Published 6 May 2025 in cs.SC | (2505.03130v1)

Abstract: Symbolic regression (SR) -- which learns symbolic equations to describe the underlying relation from input-output pairs -- is widely used for scientific discovery. However, a rich set of scientific data from the real world (e.g., particle trajectories and astrophysics) are typically unsupervised, devoid of explicit input-output pairs. In this paper, we focus on symbolic implicit equation discovery, which aims to discover the mathematical relation from unsupervised data that follows an implicit equation $f(\mathbf{x}) =0$. However, due to the dense distribution of degenerate solutions (e.g., $f(\mathbf{x})=x_i-x_i$) in the discrete search space, most existing SR approaches customized for this task fail to achieve satisfactory performance.

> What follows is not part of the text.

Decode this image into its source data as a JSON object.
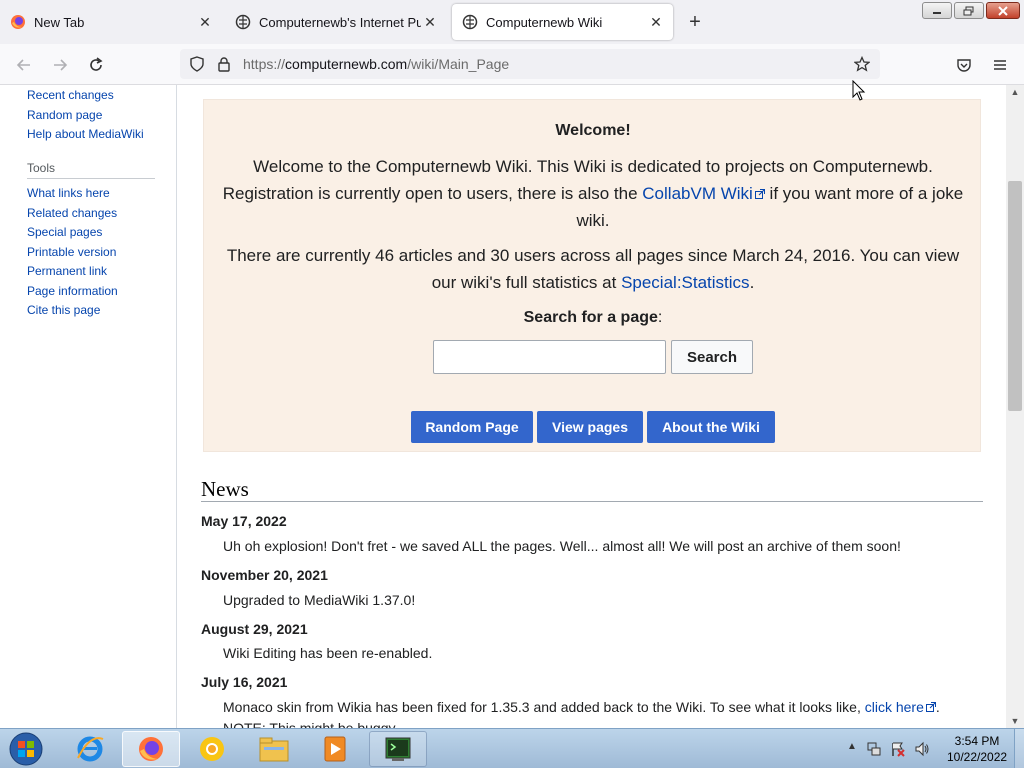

To tackle this problem, we introduce a novel pre-training framework -- namely, Pre-trained neural symbolic model for Implicit Equation (PIE) -- to discover implicit equations from unsupervised data. The core idea is that, we formulate the implicit equation discovery on unsupervised scientific data as a translation task and utilize the prior learned from the pre-training dataset to infer non-degenerate skeletons of the underlying relation end-to-end. Extensive experiments shows that, leveraging the prior from a pre-trained LLM, PIE effectively tackles the problem of degenerate solutions and significantly outperforms all the existing SR approaches. PIE shows an encouraging step towards general scientific discovery on unsupervised data.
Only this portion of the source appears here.